Part of the underlying set of problems that contribute to this high incidence of miscommunication is the popular romantic misconception that merely being a knitting or fiberart hobbyist means that you share a sacred bond with everyone else who does the same thing.

Oh, no, no, no.

Knitting is a a vocation for a few, a passion for many, and to still others, just something they do with their hands. We're not priests, doctors, or legal officers; we don't take any oaths to uphold any sort of moral or ethical ideal and we owe each other nothing. We're a big group of people which likes to make things on sticks with yarn. Just like any other group of people I'm involved with, I love many of them, I like most of them, and there's a small subset who I wouldn't stop on the street to piss on if they were collectively on fire.

So, when I read comments from people who say things like, "I don't want to have the ability to ignore other people who are demonstrated troublemakers; we're both knitters, we'll work it out", or "Everyone here should be posting pictures of their projects because that's a great resource to me and you owe it to the community", I sign off and go do something else.
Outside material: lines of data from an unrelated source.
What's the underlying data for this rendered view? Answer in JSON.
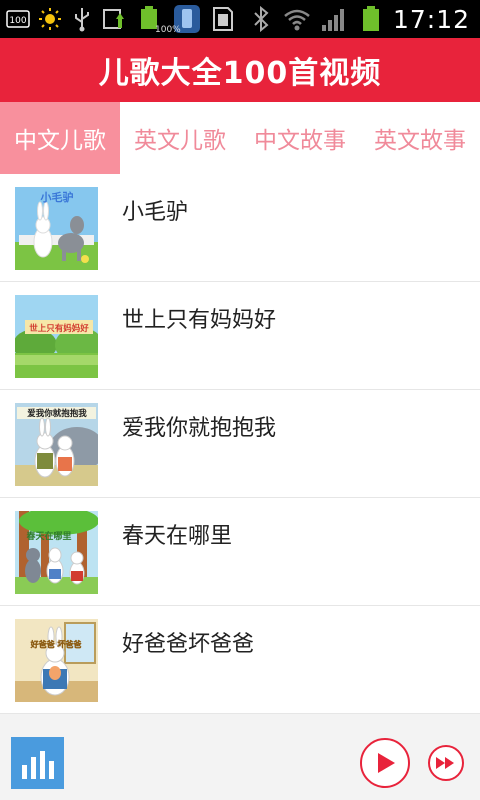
{
  "status_bar": {
    "left_icons": [
      "sim-100-icon",
      "brightness-icon",
      "usb-icon",
      "sync-icon",
      "battery-status-icon",
      "phone-icon",
      "sd-card-icon"
    ],
    "battery_percent_label": "100%",
    "right_icons": [
      "bluetooth-icon",
      "wifi-icon",
      "signal-icon",
      "battery-icon"
    ],
    "time": "17:12"
  },
  "header": {
    "title": "儿歌大全100首视频",
    "color": "#e8233b"
  },
  "tabs": [
    {
      "label": "中文儿歌",
      "active": true
    },
    {
      "label": "英文儿歌",
      "active": false
    },
    {
      "label": "中文故事",
      "active": false
    },
    {
      "label": "英文故事",
      "active": false
    }
  ],
  "songs": [
    {
      "title": "小毛驴",
      "thumb_caption": "小毛驴"
    },
    {
      "title": "世上只有妈妈好",
      "thumb_caption": "世上只有妈妈好"
    },
    {
      "title": "爱我你就抱抱我",
      "thumb_caption": "爱我你就抱抱我"
    },
    {
      "title": "春天在哪里",
      "thumb_caption": "春天在哪里"
    },
    {
      "title": "好爸爸坏爸爸",
      "thumb_caption": "好爸爸 坏爸爸"
    }
  ],
  "player": {
    "equalizer_icon": "equalizer-icon",
    "play_icon": "play-icon",
    "fast_forward_icon": "fast-forward-icon",
    "accent": "#e8233b"
  }
}
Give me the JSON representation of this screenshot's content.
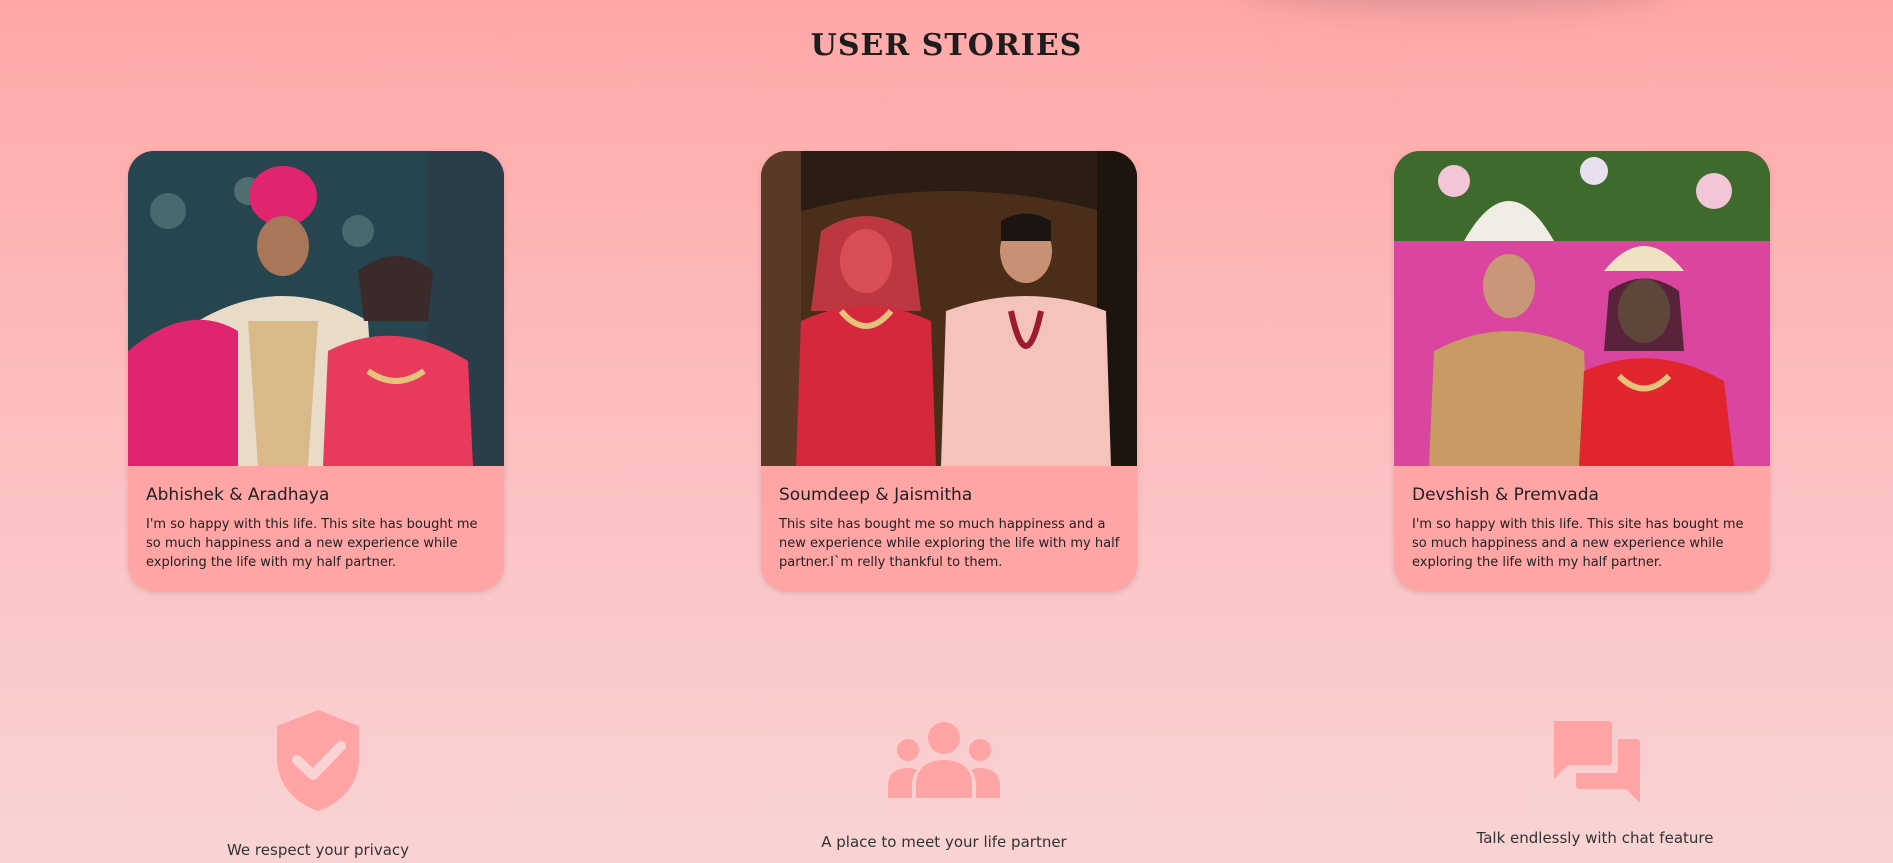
{
  "section_title": "USER STORIES",
  "stories": [
    {
      "name": "Abhishek & Aradhaya",
      "text": "I'm so happy with this life. This site has bought me so much happiness and a new experience while exploring the life with my half partner."
    },
    {
      "name": "Soumdeep & Jaismitha",
      "text": "This site has bought me so much happiness and a new experience while exploring the life with my half partner.I`m relly thankful to them."
    },
    {
      "name": "Devshish & Premvada",
      "text": "I'm so happy with this life. This site has bought me so much happiness and a new experience while exploring the life with my half partner."
    }
  ],
  "features": [
    {
      "icon": "shield-check-icon",
      "label": "We respect your privacy"
    },
    {
      "icon": "people-group-icon",
      "label": "A place to meet your life partner"
    },
    {
      "icon": "chat-bubbles-icon",
      "label": "Talk endlessly with chat feature"
    }
  ],
  "colors": {
    "accent": "#ffa5a6",
    "icon": "#ffa4a5",
    "background_top": "#ffa7a8",
    "background_bottom": "#f9d3d3"
  }
}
I don't need any sister knitters; I have three real sisters. We get along fine most of the time, but occasionally we can be judgemental, petty, mean-spirited, and sometimes senselessly cruel to one another.

Actually, now that I think about it, maybe most knitters are my sisters.

Monday, July 21, 2008

Natural dyes

After tying up my bandhani project, I got impatient to see what it looked like and got out my natural dye supplies. I'd totally forgotten how amazingly gratifying it is to do.
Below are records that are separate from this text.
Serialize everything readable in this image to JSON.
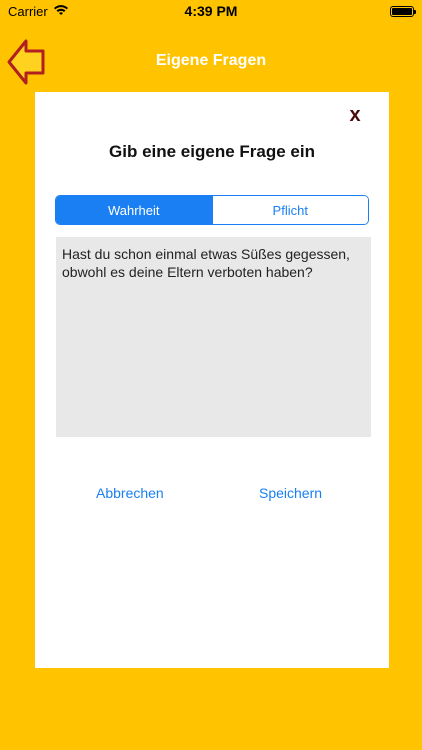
{
  "status_bar": {
    "carrier": "Carrier",
    "time": "4:39 PM",
    "icons": [
      "wifi-icon",
      "battery-icon"
    ]
  },
  "nav": {
    "title": "Eigene Fragen",
    "back_icon": "arrow-left-icon"
  },
  "dialog": {
    "close_label": "x",
    "title": "Gib eine eigene Frage ein",
    "segments": [
      {
        "label": "Wahrheit",
        "selected": true
      },
      {
        "label": "Pflicht",
        "selected": false
      }
    ],
    "question_text": "Hast du schon einmal etwas Süßes gegessen, obwohl es deine Eltern verboten haben?",
    "cancel_label": "Abbrechen",
    "save_label": "Speichern"
  },
  "colors": {
    "background": "#FFC300",
    "accent_blue": "#1A7FF2",
    "back_arrow_fill": "#FFD21F",
    "back_arrow_stroke": "#B02020",
    "close_color": "#4A0B0B",
    "text_area": "#E8E8E8"
  }
}
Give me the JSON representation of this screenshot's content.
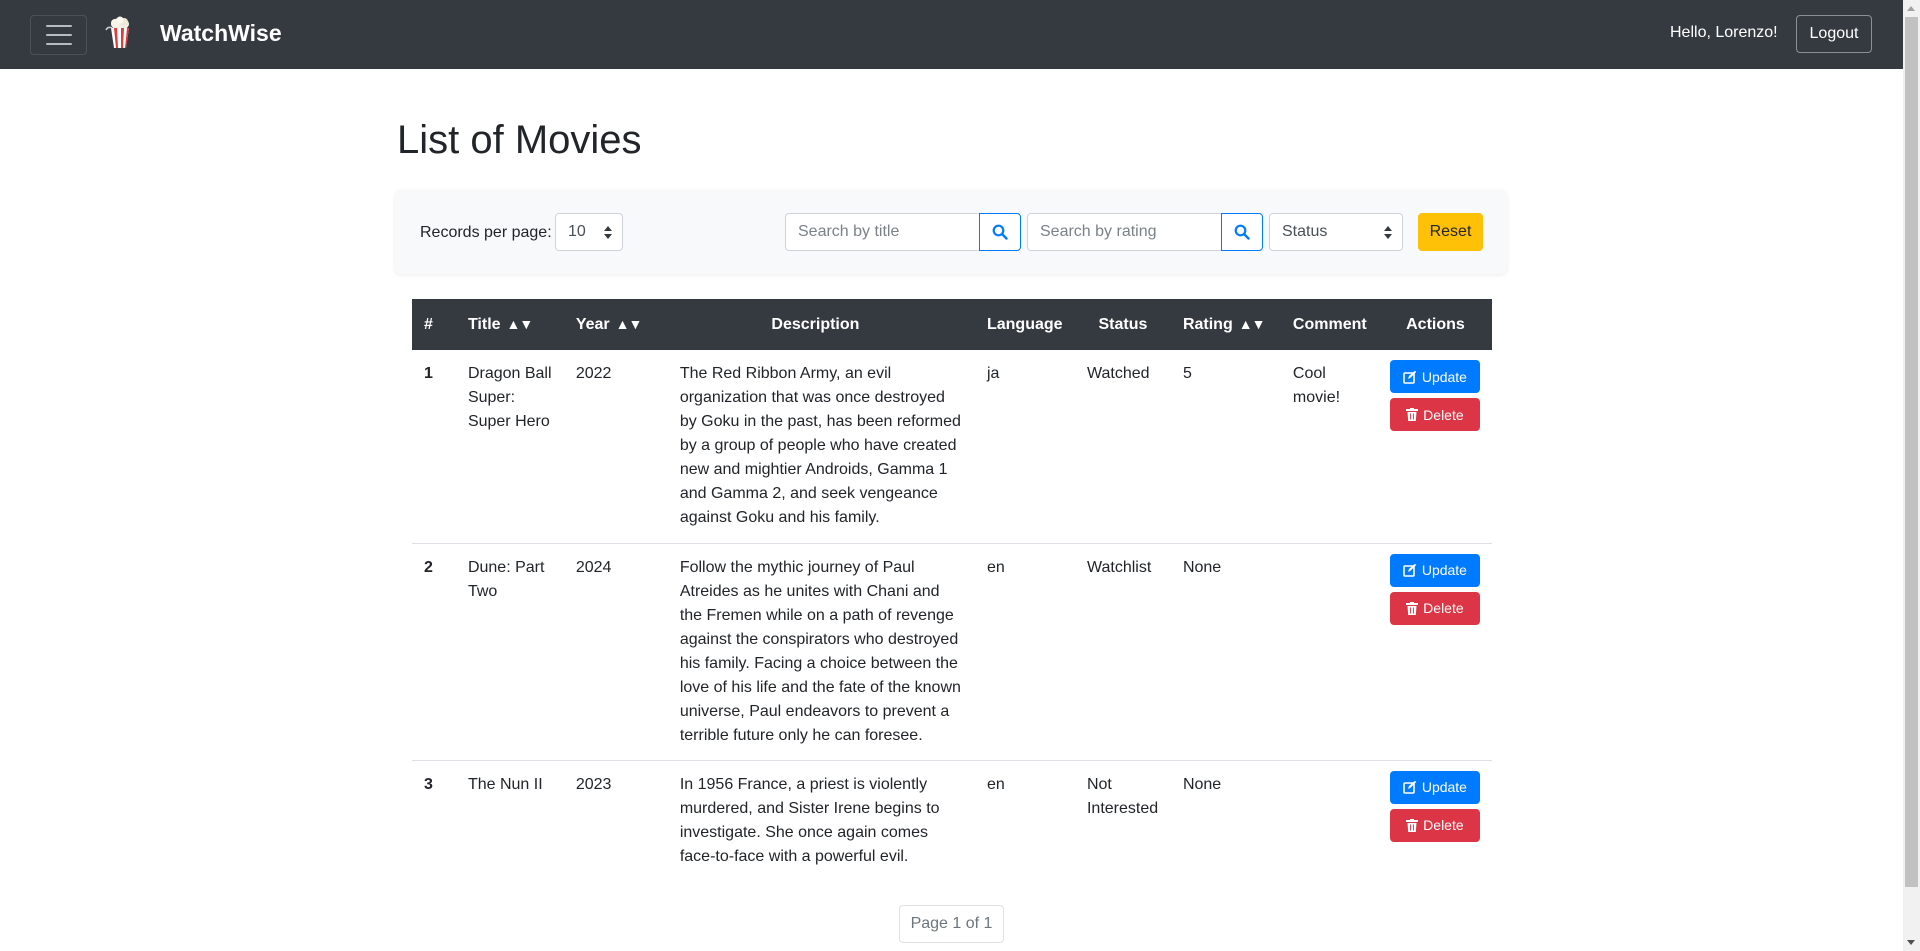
{
  "navbar": {
    "brand": "WatchWise",
    "greeting": "Hello, Lorenzo!",
    "logout_label": "Logout"
  },
  "page": {
    "title": "List of Movies"
  },
  "filters": {
    "records_per_page_label": "Records per page:",
    "records_per_page_value": "10",
    "search_title_placeholder": "Search by title",
    "search_rating_placeholder": "Search by rating",
    "status_value": "Status",
    "reset_label": "Reset"
  },
  "table": {
    "headers": {
      "num": "#",
      "title": "Title",
      "year": "Year",
      "description": "Description",
      "language": "Language",
      "status": "Status",
      "rating": "Rating",
      "comment": "Comment",
      "actions": "Actions",
      "sort_arrows": "▲▼"
    },
    "update_label": "Update",
    "delete_label": "Delete",
    "rows": [
      {
        "num": "1",
        "title": "Dragon Ball Super: Super Hero",
        "year": "2022",
        "description": "The Red Ribbon Army, an evil organization that was once destroyed by Goku in the past, has been reformed by a group of people who have created new and mightier Androids, Gamma 1 and Gamma 2, and seek vengeance against Goku and his family.",
        "language": "ja",
        "status": "Watched",
        "rating": "5",
        "comment": "Cool movie!"
      },
      {
        "num": "2",
        "title": "Dune: Part Two",
        "year": "2024",
        "description": "Follow the mythic journey of Paul Atreides as he unites with Chani and the Fremen while on a path of revenge against the conspirators who destroyed his family. Facing a choice between the love of his life and the fate of the known universe, Paul endeavors to prevent a terrible future only he can foresee.",
        "language": "en",
        "status": "Watchlist",
        "rating": "None",
        "comment": ""
      },
      {
        "num": "3",
        "title": "The Nun II",
        "year": "2023",
        "description": "In 1956 France, a priest is violently murdered, and Sister Irene begins to investigate. She once again comes face-to-face with a powerful evil.",
        "language": "en",
        "status": "Not Interested",
        "rating": "None",
        "comment": ""
      }
    ]
  },
  "pagination": {
    "label": "Page 1 of 1"
  },
  "colors": {
    "navbar": "#343a40",
    "primary": "#007bff",
    "danger": "#dc3545",
    "warning": "#ffc107"
  }
}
Although I only have one kettle and no thermometer, scale, or measuring equipment, I decided to throw caution to the wind and eyeball it to the best of my ability. The result was not a disaster.

I know I got the ratios pretty accurately, but I didn't have any way to weigh the cloth and I overestimated - the result was a dark purple cloth (even though I used logwood grey) and a lot of extra pigment left over. The hand of the cloth isn't great, but it's not terrible and I'll definitely be able to make it work.

Now that I know that I can do this with a minimum amount of hassle, I will be dyeing more in the future. I'm in the process of collecting yarns and finished pieces that bore me with the intention of overdyeing them to see what the result will be.